Opinião – Se não funciona nas empresas, não funciona em política

Os ideais têm de fazer as contas com a realidade. Ideias como essas não funcionam nem em empresas, nem em pequena escala. Escreve Adriano Glanturco.

05/08/2024 11:03

“Os ideais (ingênuos) têm de fazer as contas com a realidade”

Restaurante “marxista” deixou funcionários escolherem as próprias escalas de trabalho (imagem ilustrativa).| Foto: Marcio Antonio Campos com Midjourney

Várias empresas tentaram e tentam aplicar valores, lógicas e estruturas diferentes, consideradas mais “justas”, igualitárias, com mais empatia e amor que o cruel e “malvadão” capitalismo.

Em 2003, em Salt Lake City, a ONG One World Everybody Eats abriu uma cozinha comunitária no estilo “pague quanto quiser”, sem menu fixo; os ingredientes vinham de doações. Ela fechou depois de anos de prejuízo.

A rede de padarias Panera Bread criou um sistema “pague quanto quiser” sob o lema “Panera cares” (“Panera se importa”). O fundador, Ron Shaich, apresentou seu modelo inovador até em um TED Talk. Os clientes podiam pagar quanto quisessem, ou até não pagar quando não tivessem dinheiro. Muitos estudantes universitários com boas condições financeiras não pagavam nada e iam comer mais de uma vez por dia; vários moradores de rua passaram a comer ali; a empresa colocou seguranças e o custo aumentou. Depois de alguns anos, tiveram de fechar, pois operavam com receita média 60% inferior aos custos.

Samantha Brick tinha o emprego dos sonhos, mas sentia que tudo seria ainda melhor sem colegas homens. Deixou o emprego, refinanciou o apartamento e fundou uma empresa de produção televisiva composta só por mulheres. Ela mesmo conta que em uma semana o time se dividiu em grupos (de quem usava maquiagem e quem não) que mal conversavam entre eles. Havia muitos comentários ácidos sobre a forma de as outras se vestirem, o bronzeamento e aparência física. Uma gerente geral não quis contratar a pessoa mais qualificada porque ela não conseguia distinguir entre as marcas Missoni e Marc Jacobs. Um dia, uma funcionária pegou o notebook de outra e não queria devolvê-lo; a chefe se recusou a intervir porque não queria ser a bad cop. Os comentários eram tão frequentes e malignos que acabavam em gritaria, palavrões e prantos. A fundadora teve até de escrever um manual sobre como se comportar de forma respeitosa, mas não funcionou. Muitas faltavam, chegavam atrasadas ou iam embora antes da hora por marcar tratamentos de beleza, por encontros românticos ou por questões hormonais. Quando tinham reuniões com homens de outras empresas, as funcionárias entravam em uma competição de sensualidade. As coisas mudaram quando dois diretores homens foram contratados temporadiamente; o ambiente ficou mais calmo e trabalhando mais, em parte porque começaram os flertes; duas funcionárias tentaram seduzir um dos diretores, até que uma delas conseguiu. Em menos de dois anos, a empresa foi à bancarrota.

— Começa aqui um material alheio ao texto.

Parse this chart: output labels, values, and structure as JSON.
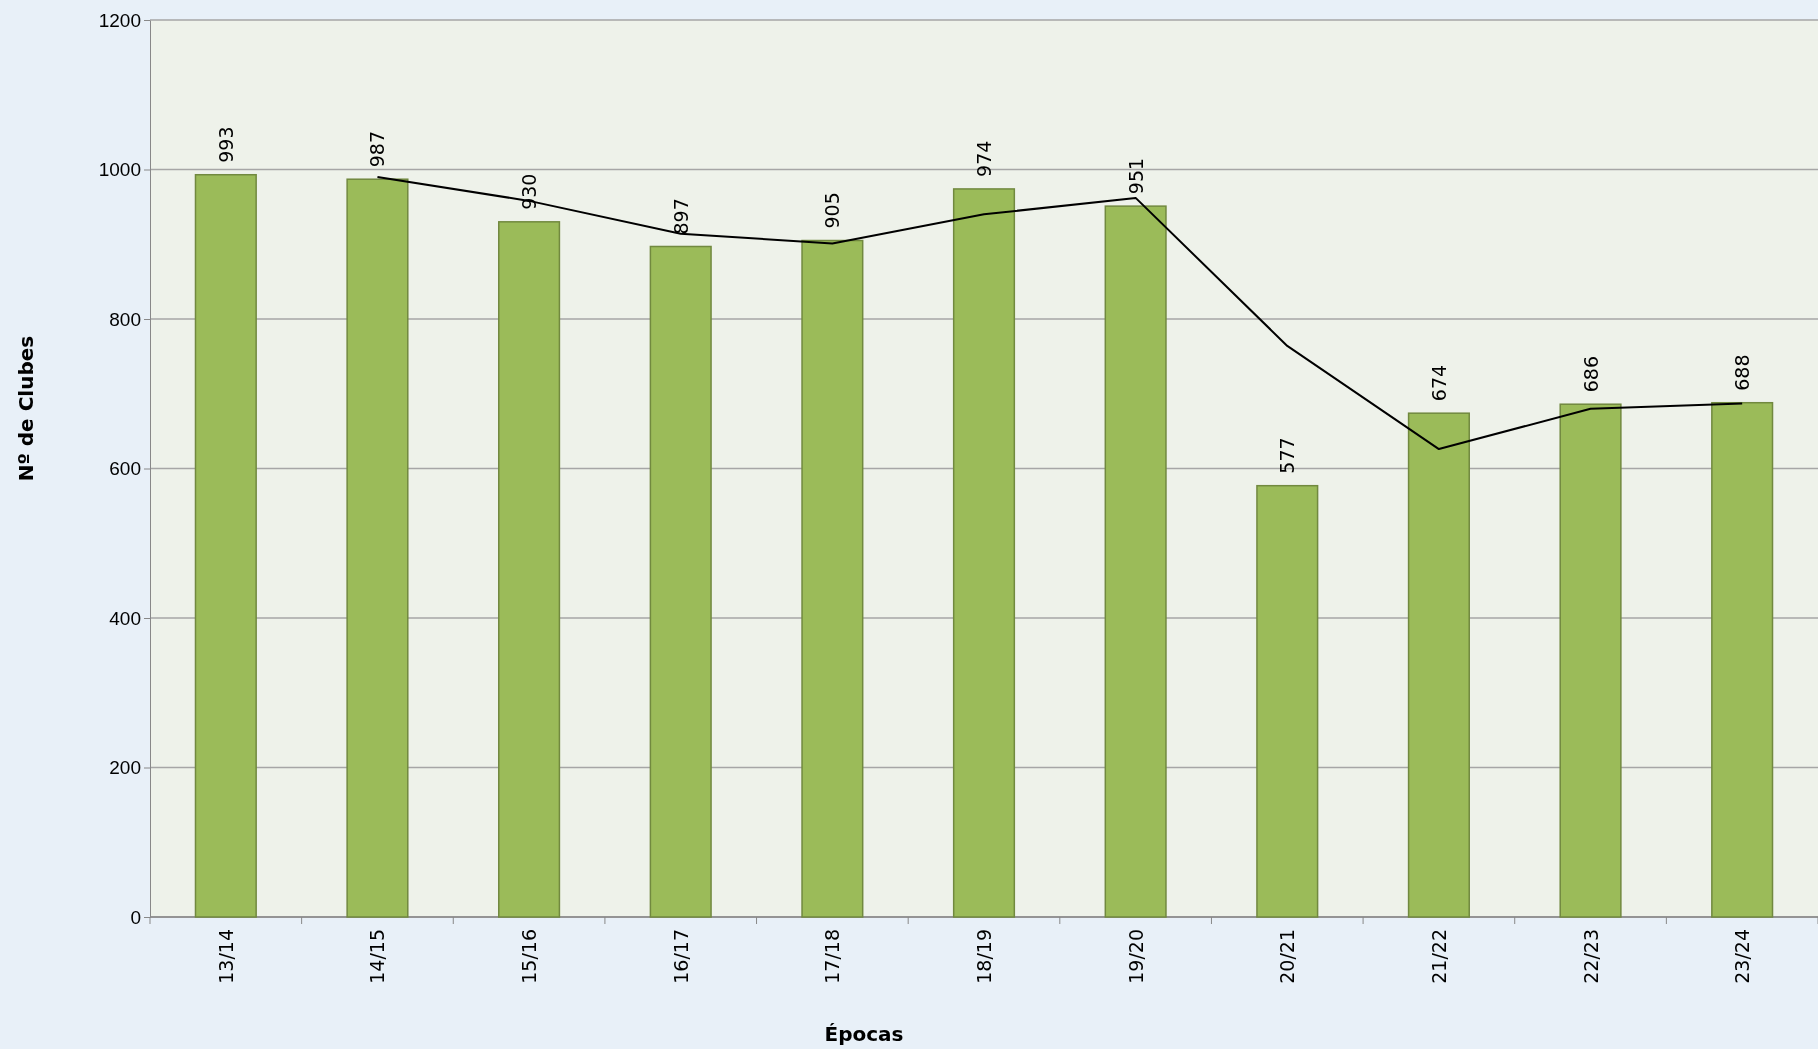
{
  "chart_data": {
    "type": "bar",
    "xlabel": "Épocas",
    "ylabel": "Nº de Clubes",
    "categories": [
      "13/14",
      "14/15",
      "15/16",
      "16/17",
      "17/18",
      "18/19",
      "19/20",
      "20/21",
      "21/22",
      "22/23",
      "23/24"
    ],
    "series": [
      {
        "color": "#9bbb59",
        "values": [
          993,
          987,
          930,
          897,
          905,
          974,
          951,
          577,
          674,
          686,
          688
        ],
        "value_labels": [
          "993",
          "987",
          "930",
          "897",
          "905",
          "974",
          "951",
          "577",
          "674",
          "686",
          "688"
        ]
      },
      {
        "type": "line",
        "color": "#000000",
        "values": [
          null,
          990,
          958,
          914,
          901,
          940,
          962,
          764,
          626,
          680,
          687
        ]
      }
    ],
    "ylim": [
      0,
      1200
    ],
    "yticks": [
      0,
      200,
      400,
      600,
      800,
      1000,
      1200
    ],
    "grid": "y",
    "marker": "none",
    "line_style": "solid"
  }
}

O restaurante vegano e marxista Garden Diner, no Michigan, tentou implementar um sistema sem chefes e gerentes, em que cada funcionário podia decidir o horário de trabalho e ganhava uma renda mínima básica igual para todos, com um sindicato forte. As paredes tinham fotos de Che Guevara, Karl Marx e Mao Tse-tung, mas o lugar não deu lucro: os funcionários mudavam constantemente o horário de abertura, havia longas filas e as gorjetas eram proibidas para que funcionários não tivessem remunerações diferentes. O restaurante também fechou.

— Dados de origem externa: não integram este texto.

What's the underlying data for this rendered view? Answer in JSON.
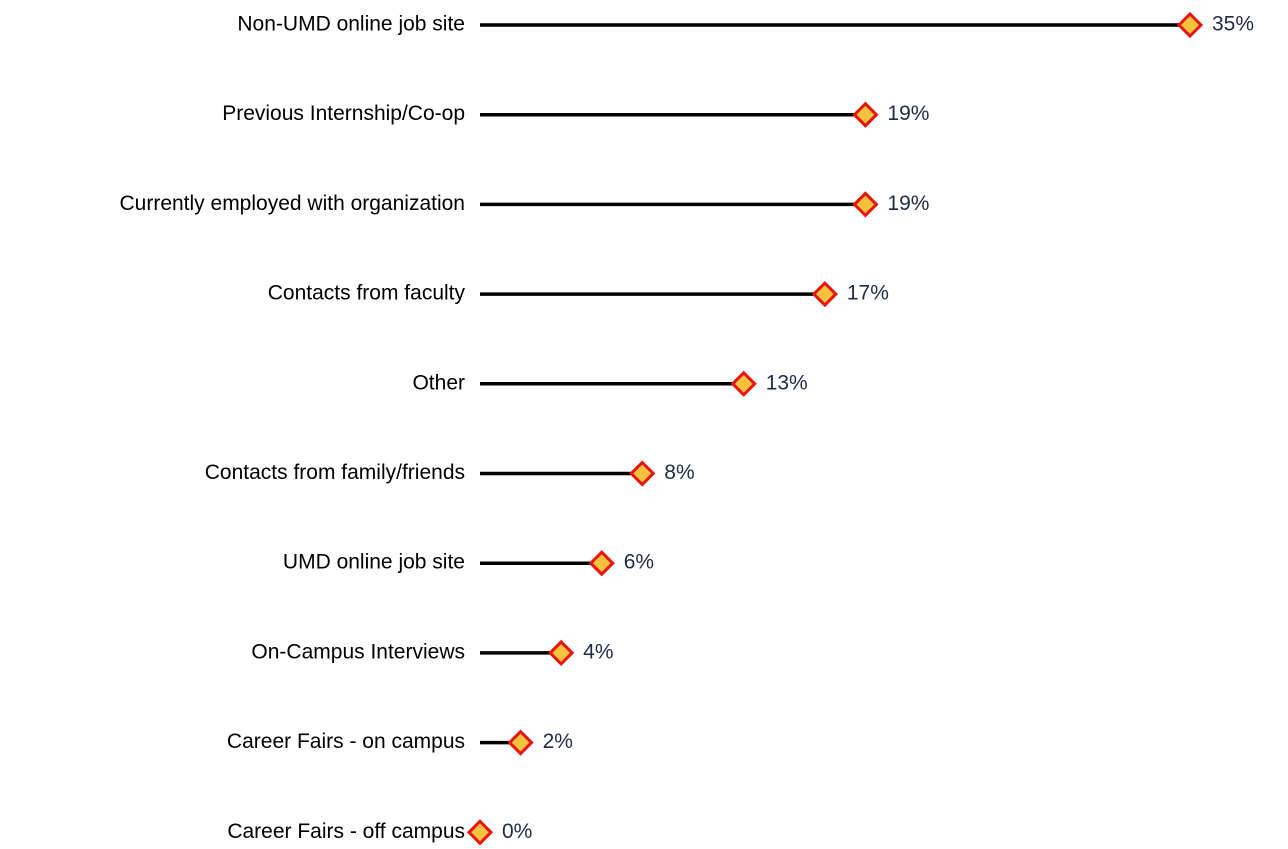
{
  "chart_data": {
    "type": "lollipop",
    "orientation": "horizontal",
    "categories": [
      "Non-UMD online job site",
      "Previous Internship/Co-op",
      "Currently employed with organization",
      "Contacts from faculty",
      "Other",
      "Contacts from family/friends",
      "UMD online job site",
      "On-Campus Interviews",
      "Career Fairs - on campus",
      "Career Fairs - off campus"
    ],
    "values": [
      35,
      19,
      19,
      17,
      13,
      8,
      6,
      4,
      2,
      0
    ],
    "value_labels": [
      "35%",
      "19%",
      "19%",
      "17%",
      "13%",
      "8%",
      "6%",
      "4%",
      "2%",
      "0%"
    ],
    "xlim": [
      0,
      35
    ],
    "color": "#000000",
    "marker_fill": "#f7c23e",
    "marker_stroke": "#e8140f",
    "label_color": "#1f2a44"
  }
}
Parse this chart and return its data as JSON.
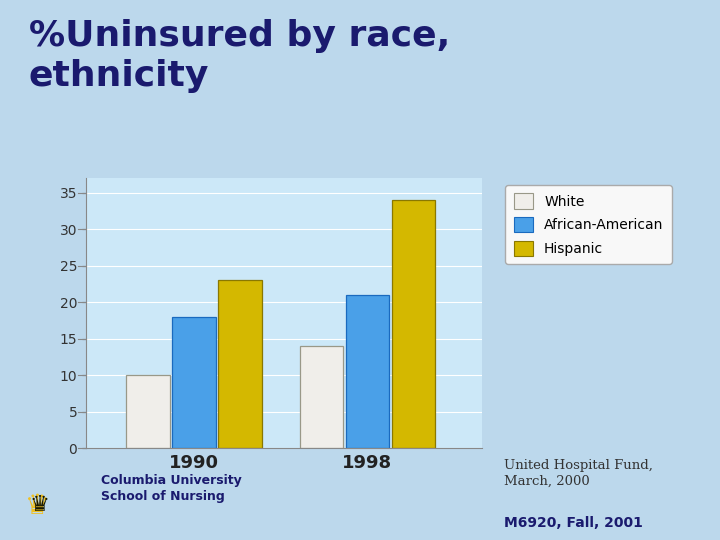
{
  "title_line1": "%Uninsured by race,",
  "title_line2": "ethnicity",
  "categories": [
    "1990",
    "1998"
  ],
  "series": {
    "White": [
      10,
      14
    ],
    "African-American": [
      18,
      21
    ],
    "Hispanic": [
      23,
      34
    ]
  },
  "bar_colors": {
    "White": "#f0eeea",
    "African-American": "#4aa0e8",
    "Hispanic": "#d4b800"
  },
  "bar_edge_colors": {
    "White": "#999888",
    "African-American": "#1a6abf",
    "Hispanic": "#8a7800"
  },
  "ylim": [
    0,
    37
  ],
  "yticks": [
    0,
    5,
    10,
    15,
    20,
    25,
    30,
    35
  ],
  "chart_bg": "#cce8f8",
  "slide_bg": "#bcd8ec",
  "top_bg": "#ffffff",
  "stripe_light_blue": "#80c8e8",
  "stripe_yellow": "#e8d840",
  "stripe_white": "#f8f8e0",
  "stripe_dark_blue": "#0000cc",
  "footer_text1": "United Hospital Fund,\nMarch, 2000",
  "footer_text2": "M6920, Fall, 2001",
  "institution": "Columbia University\nSchool of Nursing",
  "title_color": "#1a1a6e",
  "footer_color": "#333333",
  "footer_bold_color": "#1a1a6e",
  "legend_bg": "#f8f8f8"
}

O britânico Calvin Belton abriu a empresa de consultoria psicológica Spill, com salários iguais e “decentes” para todos, independentemente de cargo, currículo e performance. Recebiam muitos candidatos a cargos menos qualificados, pois o salário era muito acima do mercado; por outro lado, não conseguiam atrair desenvolvedores de software, pois o pagamento era inferior ao do mercado, e nem vendedores do setor comercial, acostumados a receber uma porcentagem variável com base nas vendas. Alguns trabalhadores faziam mais horas e outros, menos; alguns tinham performances melhores e outros, piores. Isso gerou descontentamento e, depois de um ano, Belton teve de rever sua política salarial e pagar salários compatíveis com o mercado.

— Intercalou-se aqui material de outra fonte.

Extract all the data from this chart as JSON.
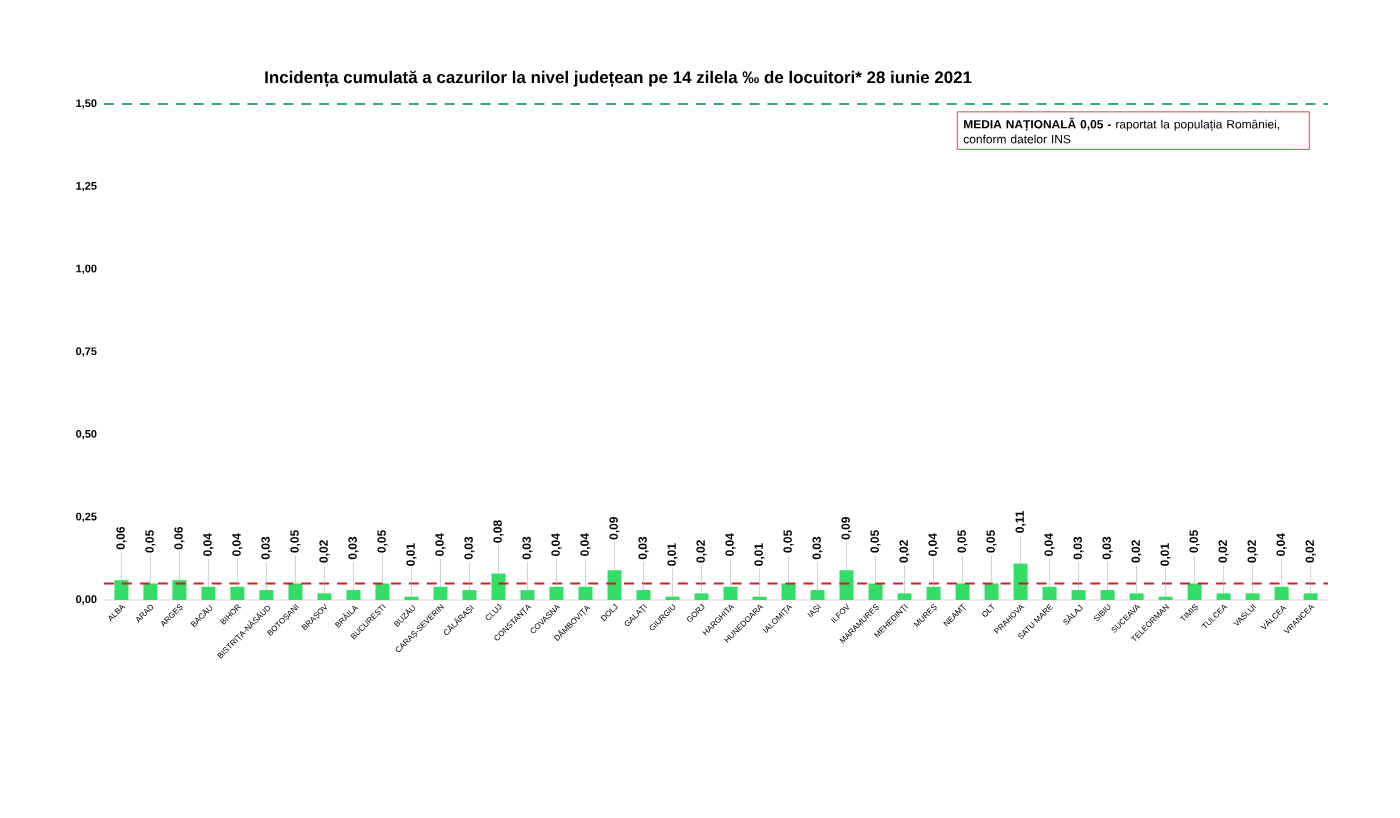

Os ideais (ingênuos) têm de fazer as contas com a realidade. Ideias como essas não funcionam nem em empresas, nem em pequena escala, nem de forma voluntária; imaginem, então, em política, em larga escala e de forma compulsória!

 

 

 

 

Por Adriano GIanturco é professor e doutor em Ciência Política. Coordenador do curso de Relações Internacionais do IBMEC. Autor dos livros “A Ciência da Política” e “O empreendedorismo de Israel Kirzner”.